BOTTOM LINE: Opposites attract when a friendless agoraphobe and an aggressive daredevil meet unexpectedly while using public transportation.
How To Be Safe delves into the lives of Willow (Jenna D’Angelo) and Audrey (Faith Sandberg), two women completely at odds, and the unlikely friendship that develops between them. Audrey, a terrified recluse, leaves the house for the first time in six months and decides to try riding the bus. On her ride she meets Willow, a young, harsh recovering addict who argues with the bus driver over fare until Audrey offers up her own metrocard to cover the difference. The next day, Willow shows up unannounced at Audrey’s doorstep, and a beautifully crafted relationship starts to take shape.
Sprinkled in are scenes of Willow outside the apartment at the rehabilitation center, where she interacts with her counselor Scott (Brandon Ferrero), and the other (unseen) patients. These interactions reveal Willow’s manipulative nature and her desire to intensify her own banal life experience, specifically through self-harm. Powerful monologues by both lead women express their unhappiness with the lives they feel trapped in and their longing to experience the world differently.
Ashley J. Jacobson's writing is excellent. The two female lead characters are complex, unique, and fully fleshed-out; their interactions are engaging and sincere. D’Angelo and Sandberg give truthful, nonjudgmental performances that never seem cliché or formulaic. The approach to mental illness is nuanced, and it doesn’t shy away from the ugliness, beauty, joy, and pain that come with mental disorders. The peripheral character, Scott, exists mainly as a plot device, and he is perhaps not quite as full and genuine. This is no fault of Ferrero, and as Scott is not the main focus, it didn’t significantly affect my overall reception of the play.

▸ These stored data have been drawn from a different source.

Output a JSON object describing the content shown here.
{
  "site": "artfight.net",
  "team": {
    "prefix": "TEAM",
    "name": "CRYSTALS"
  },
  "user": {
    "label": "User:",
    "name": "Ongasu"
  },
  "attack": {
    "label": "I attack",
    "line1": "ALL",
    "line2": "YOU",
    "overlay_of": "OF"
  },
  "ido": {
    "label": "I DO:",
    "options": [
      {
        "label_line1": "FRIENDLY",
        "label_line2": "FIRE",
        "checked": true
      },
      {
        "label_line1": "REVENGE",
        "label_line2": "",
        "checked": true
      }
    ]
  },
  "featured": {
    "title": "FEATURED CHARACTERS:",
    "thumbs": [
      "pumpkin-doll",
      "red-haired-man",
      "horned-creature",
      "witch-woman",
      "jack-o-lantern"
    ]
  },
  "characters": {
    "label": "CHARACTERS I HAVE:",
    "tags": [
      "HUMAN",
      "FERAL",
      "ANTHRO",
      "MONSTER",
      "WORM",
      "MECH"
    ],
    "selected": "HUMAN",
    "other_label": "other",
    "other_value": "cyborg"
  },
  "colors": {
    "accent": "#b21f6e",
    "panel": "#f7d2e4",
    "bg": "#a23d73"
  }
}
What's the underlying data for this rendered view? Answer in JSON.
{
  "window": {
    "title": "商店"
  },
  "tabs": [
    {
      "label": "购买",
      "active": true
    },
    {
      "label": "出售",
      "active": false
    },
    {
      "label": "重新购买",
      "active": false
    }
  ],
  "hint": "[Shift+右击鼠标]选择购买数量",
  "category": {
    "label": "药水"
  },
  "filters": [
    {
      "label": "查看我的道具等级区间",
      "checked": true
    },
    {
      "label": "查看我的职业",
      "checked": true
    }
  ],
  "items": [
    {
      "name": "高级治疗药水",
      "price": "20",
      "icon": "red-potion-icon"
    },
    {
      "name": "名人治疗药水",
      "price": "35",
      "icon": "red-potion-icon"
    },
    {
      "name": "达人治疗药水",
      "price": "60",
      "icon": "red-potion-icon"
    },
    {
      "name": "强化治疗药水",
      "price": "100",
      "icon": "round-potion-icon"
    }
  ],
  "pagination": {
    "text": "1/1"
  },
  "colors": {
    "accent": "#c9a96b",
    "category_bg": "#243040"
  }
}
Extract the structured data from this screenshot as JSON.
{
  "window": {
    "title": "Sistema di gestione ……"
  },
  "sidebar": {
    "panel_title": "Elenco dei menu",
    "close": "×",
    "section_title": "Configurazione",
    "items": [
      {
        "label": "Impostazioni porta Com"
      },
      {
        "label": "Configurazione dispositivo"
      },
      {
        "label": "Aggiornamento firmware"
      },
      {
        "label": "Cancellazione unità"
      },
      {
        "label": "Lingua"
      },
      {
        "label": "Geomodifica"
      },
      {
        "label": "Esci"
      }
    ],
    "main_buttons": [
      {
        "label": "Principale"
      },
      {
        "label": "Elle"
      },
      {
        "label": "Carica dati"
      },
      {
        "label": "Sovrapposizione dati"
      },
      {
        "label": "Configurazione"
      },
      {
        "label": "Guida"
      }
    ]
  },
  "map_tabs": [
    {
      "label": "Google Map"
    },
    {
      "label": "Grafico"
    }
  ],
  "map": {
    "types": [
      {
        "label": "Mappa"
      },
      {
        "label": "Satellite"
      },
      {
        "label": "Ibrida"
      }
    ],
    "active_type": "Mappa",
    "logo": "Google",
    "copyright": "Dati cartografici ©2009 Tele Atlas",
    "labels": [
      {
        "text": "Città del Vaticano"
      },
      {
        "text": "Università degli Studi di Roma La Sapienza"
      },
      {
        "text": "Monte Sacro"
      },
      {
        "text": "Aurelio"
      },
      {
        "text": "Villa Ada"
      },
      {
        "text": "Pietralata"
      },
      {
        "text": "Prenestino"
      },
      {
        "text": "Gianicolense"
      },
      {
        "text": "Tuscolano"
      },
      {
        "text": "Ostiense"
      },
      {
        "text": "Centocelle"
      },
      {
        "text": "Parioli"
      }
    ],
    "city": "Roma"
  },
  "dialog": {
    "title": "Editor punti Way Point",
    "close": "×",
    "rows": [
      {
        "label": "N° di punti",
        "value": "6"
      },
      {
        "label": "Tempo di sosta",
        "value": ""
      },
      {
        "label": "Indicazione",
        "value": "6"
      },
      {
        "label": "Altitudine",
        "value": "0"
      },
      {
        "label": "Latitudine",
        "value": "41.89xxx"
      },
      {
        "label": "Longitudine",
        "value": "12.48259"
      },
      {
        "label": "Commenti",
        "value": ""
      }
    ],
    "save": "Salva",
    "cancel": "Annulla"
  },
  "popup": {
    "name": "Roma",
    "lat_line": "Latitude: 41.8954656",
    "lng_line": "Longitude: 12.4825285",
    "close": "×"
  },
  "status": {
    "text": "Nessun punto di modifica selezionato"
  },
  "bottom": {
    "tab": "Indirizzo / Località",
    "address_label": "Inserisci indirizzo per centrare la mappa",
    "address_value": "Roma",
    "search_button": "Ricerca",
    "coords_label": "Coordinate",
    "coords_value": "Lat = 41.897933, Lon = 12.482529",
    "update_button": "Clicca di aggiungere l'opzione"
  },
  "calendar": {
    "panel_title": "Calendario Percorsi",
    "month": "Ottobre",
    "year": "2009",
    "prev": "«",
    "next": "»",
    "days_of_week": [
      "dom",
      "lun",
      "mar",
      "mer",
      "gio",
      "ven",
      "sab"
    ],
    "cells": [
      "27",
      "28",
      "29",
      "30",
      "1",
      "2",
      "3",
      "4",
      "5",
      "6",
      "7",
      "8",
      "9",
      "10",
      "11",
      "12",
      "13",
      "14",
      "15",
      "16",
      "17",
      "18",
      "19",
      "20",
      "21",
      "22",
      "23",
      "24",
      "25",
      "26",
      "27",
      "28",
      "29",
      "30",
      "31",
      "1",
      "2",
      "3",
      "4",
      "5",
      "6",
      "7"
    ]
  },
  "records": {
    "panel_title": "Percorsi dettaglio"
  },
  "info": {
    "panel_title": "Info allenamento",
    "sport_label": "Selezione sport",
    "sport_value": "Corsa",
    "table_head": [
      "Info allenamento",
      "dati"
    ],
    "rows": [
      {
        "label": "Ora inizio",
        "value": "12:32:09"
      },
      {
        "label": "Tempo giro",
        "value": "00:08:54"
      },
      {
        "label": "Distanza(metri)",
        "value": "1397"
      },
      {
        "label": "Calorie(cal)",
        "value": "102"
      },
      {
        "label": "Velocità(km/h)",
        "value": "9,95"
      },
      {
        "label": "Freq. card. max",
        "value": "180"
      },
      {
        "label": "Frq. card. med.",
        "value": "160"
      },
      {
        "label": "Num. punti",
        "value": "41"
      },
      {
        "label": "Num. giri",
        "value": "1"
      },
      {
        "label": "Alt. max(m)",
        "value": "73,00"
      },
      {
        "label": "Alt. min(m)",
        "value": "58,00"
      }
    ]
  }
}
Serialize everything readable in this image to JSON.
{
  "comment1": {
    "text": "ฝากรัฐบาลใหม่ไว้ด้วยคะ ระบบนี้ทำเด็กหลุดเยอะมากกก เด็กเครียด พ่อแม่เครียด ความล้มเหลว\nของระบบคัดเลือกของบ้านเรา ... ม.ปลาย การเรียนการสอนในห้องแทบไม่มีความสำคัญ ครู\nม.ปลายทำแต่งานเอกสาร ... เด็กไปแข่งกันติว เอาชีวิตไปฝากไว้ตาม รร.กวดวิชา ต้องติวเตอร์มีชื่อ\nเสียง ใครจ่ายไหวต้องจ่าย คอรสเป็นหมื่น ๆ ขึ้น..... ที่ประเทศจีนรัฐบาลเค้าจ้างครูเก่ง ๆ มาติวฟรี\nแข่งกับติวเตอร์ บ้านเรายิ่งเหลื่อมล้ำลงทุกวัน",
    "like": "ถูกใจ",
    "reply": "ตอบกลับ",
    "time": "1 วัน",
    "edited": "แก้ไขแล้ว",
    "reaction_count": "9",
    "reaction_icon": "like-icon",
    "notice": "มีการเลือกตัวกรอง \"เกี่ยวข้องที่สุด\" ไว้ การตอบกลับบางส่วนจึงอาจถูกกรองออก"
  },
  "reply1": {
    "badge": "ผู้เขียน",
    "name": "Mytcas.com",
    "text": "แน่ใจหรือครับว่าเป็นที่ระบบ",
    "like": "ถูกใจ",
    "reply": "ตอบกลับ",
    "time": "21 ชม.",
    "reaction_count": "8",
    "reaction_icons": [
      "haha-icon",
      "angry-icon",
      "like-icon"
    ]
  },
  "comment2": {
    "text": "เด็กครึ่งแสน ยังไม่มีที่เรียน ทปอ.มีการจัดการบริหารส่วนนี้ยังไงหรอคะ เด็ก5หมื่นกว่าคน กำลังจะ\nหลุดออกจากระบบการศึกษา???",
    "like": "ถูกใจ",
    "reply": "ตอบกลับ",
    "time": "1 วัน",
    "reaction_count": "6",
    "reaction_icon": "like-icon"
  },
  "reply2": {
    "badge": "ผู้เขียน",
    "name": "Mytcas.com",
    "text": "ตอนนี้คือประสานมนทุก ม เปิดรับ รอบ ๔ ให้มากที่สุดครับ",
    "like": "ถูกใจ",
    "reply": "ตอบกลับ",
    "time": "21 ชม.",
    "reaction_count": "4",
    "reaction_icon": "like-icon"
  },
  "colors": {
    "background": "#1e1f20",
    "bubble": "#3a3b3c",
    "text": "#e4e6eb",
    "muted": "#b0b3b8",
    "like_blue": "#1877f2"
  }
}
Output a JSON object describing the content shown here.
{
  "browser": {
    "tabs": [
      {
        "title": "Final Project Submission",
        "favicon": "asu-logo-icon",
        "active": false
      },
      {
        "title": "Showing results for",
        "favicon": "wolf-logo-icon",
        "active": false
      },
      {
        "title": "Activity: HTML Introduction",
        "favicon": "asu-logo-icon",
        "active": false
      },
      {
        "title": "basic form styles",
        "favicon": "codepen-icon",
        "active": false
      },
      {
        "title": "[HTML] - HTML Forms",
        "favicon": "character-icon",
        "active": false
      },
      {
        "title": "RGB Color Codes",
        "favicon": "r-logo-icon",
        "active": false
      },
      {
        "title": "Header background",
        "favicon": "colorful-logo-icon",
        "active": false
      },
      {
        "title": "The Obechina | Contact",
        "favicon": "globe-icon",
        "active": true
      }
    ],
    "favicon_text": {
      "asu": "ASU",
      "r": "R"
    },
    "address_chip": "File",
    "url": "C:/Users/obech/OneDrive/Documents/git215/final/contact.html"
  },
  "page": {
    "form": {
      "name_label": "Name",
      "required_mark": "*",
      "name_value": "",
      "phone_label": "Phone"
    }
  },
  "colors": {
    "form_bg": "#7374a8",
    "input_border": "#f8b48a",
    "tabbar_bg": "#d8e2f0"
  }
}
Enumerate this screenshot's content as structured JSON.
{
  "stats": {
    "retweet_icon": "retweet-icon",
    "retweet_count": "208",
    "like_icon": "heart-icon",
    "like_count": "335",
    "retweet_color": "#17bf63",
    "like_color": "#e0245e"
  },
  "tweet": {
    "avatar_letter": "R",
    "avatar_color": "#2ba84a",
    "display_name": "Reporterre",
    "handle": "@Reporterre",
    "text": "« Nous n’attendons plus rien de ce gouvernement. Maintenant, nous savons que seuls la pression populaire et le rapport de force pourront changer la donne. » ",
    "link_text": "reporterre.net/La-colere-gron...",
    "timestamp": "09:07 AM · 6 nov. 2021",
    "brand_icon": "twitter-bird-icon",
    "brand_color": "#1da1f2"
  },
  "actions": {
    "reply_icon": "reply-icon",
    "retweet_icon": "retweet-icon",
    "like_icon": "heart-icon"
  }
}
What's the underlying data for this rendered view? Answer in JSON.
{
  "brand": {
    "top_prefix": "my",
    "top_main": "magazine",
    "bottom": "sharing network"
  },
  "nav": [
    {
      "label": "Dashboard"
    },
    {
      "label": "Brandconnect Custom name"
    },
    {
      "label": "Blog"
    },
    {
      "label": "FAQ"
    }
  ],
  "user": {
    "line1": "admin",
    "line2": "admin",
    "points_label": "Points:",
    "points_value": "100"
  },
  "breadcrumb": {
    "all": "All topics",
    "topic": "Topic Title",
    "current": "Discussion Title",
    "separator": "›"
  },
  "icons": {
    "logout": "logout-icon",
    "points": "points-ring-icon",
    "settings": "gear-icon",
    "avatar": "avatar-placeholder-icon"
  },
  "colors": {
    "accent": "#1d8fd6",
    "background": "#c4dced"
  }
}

A distracting and unnecessary element is the constant changing of scenery. Stage right is a fixed setup of Audrey’s apartment: a couch, table, fish tank, television, and window. On stage left, large black cubes are used in various formations to create Willow’s bedroom, a bus, and a group talk area at the rehab center. The cubes are big and clunky, and the transitions are slow and loud, so the whole effect just isn’t ideal. If only director Cezar Wiliams had found a way to create similar settings with minimal sliding, banging, and stacking.
How To Be Safe is a timely piece of theater that dives into the extremes of emotions and perceptions that seem inherently universal. It asks us to question our own understanding of the world and ourselves. It’s also refreshing to see a piece centered around two strong, independent female characters choosing to own their agency and face the world head on, each in her own way. I recommend it to all audiences and hope that it gets produced in more venues in the future.
(How To Be Safe plays at the Kraine Theater, 85 East 4th Street, through June 17, 2017. The running time is 1 hour 15 minutes, no intermission. Performances are Wednesdays through Saturdays at 7. Tickets are $25 ($20 students/senior/military) and are available at thedirtyblondes.org.)
How To Be Safe is by Ashley J. Jacobson. Directed by Cezar Williams. Set Design is by Ashley Arvidson. Lighting Design is by Sarah Livant. Sound Design is by AlmedaBeynon. Stage Manager is Hanako Rodriguez. Assistant Stage Managers are Katie Sammons and Josiah Brown. Costume Design by Te Ting Lee.
The cast is Jenna D'Angelo, Brandon Ferraro, and Faith Sandberg.